Il sacerdote appena mi vide si incupì, forse comprese che pretendevo notizie! Parlava a malapena, tentando di ricondurmi ad altri stupidi ragionamenti sul tetto cadente della Chiesa…Cosa poteva interessarmi del tetto? Allora, presi una stampella ed urlando la scaraventai su di un quadro, che ancora oggi porta lo squarcio di quel momento… Lui, leggendo la disperazione nei miei occhi, oramai senza più vita, mi spiegò chela mia amata Francesca a fine agosto del 1943, durante una delle tante incursioni, insieme ad altre centinaia di esseri umani era stata inghiottita dalle macerie, rimanendo vittima dei bombardamenti! – ‘NO, NON ERA POSSIBILE! NO NON POTEVA ESSERE MORTA. ERA INACCETTABILE, STAVA ASPETTANDO ME…’ – Il reverendo commosso anch’egli soggiunse che fu ritrovata abbracciata ad un Carillon con una bambolina sopra…”
Il racconto che è di esclusiva proprietà dello scrivente pur non finendo qui, idealmente e per mia espressa volontà si interrompe oggi.

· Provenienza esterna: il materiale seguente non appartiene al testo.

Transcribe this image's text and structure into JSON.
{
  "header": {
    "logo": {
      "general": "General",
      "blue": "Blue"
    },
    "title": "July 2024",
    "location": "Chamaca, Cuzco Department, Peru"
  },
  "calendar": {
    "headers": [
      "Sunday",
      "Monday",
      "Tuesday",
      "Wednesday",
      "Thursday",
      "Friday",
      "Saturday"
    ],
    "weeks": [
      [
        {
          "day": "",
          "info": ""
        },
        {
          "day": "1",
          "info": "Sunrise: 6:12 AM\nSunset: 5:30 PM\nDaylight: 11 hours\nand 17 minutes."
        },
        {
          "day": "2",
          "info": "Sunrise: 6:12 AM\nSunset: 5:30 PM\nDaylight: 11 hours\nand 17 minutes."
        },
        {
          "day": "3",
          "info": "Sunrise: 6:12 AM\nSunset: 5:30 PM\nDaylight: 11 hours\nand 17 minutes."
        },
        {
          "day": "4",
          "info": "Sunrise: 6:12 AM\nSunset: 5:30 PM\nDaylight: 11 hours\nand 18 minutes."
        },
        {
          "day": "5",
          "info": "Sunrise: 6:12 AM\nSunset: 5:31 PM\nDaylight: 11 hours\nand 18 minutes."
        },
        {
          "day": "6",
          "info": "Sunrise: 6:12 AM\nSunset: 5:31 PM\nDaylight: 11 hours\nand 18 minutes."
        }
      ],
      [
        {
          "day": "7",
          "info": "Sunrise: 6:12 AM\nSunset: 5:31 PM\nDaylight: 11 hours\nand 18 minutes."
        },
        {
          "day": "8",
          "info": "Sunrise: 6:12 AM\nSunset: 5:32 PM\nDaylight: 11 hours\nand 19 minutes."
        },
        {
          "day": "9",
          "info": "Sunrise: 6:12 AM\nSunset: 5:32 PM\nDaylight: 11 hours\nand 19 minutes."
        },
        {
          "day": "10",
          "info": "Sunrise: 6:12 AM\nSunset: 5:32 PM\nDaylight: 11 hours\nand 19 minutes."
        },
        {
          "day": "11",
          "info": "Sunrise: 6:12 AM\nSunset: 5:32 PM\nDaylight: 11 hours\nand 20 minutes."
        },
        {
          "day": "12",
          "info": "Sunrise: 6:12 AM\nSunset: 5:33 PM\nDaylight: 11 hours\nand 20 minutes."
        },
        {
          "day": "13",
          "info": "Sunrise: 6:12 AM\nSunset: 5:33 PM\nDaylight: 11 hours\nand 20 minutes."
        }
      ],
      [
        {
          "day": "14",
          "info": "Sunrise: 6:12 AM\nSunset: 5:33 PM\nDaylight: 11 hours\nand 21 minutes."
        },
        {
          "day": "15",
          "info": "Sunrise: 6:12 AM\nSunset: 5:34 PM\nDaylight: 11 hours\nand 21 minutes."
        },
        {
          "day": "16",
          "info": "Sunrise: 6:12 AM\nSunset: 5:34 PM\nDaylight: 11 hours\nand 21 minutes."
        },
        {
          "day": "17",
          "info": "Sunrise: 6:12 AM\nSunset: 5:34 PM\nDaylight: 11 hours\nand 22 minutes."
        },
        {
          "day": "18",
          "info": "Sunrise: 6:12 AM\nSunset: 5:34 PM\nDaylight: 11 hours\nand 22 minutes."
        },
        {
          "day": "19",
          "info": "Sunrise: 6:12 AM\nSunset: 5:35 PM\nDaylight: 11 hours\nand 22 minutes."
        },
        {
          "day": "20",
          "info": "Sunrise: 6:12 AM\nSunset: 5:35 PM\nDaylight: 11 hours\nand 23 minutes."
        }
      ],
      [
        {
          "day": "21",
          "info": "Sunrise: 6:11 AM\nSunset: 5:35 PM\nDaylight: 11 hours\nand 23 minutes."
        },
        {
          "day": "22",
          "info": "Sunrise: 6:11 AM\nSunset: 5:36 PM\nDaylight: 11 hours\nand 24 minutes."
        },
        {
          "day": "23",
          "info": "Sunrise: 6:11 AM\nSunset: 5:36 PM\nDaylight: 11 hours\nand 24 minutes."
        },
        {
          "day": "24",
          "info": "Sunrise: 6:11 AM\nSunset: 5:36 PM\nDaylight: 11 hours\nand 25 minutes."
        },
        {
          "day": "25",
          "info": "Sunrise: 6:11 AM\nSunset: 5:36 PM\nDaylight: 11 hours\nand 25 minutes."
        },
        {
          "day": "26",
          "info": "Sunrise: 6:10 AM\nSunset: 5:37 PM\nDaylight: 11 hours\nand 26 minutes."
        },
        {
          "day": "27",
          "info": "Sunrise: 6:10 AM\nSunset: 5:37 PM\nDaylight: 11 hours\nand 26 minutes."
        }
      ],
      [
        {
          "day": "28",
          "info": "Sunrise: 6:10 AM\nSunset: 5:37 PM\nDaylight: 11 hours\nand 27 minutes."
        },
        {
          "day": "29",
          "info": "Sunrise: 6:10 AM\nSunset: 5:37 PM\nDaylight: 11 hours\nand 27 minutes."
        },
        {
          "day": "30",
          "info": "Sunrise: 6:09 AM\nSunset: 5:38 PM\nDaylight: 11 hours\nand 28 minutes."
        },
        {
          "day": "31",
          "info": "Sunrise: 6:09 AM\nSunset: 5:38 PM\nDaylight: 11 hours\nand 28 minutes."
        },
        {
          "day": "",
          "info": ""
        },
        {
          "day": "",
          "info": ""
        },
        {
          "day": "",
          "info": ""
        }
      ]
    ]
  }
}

La storia pubblicata su queste pagine è leggermente sfumata nei contenuti, in ossequio alle persone coinvolte e alle loro famiglie, e notevolmente sintetizzata per ovvi motivi di spazio rispetto ad un racconto molto più ampio ed argomentato, di cui mi riserverò la possibilità di una pubblicazione ad hoc in versione integrale in un prossimo futuro.
Grazie.
[1] In realtà anche Francesca gli scrisse alcune lettere, che non gli furono mai recapitate.
[2] All’epoca del racconto nel 1978 i genitori erano ancora in vita.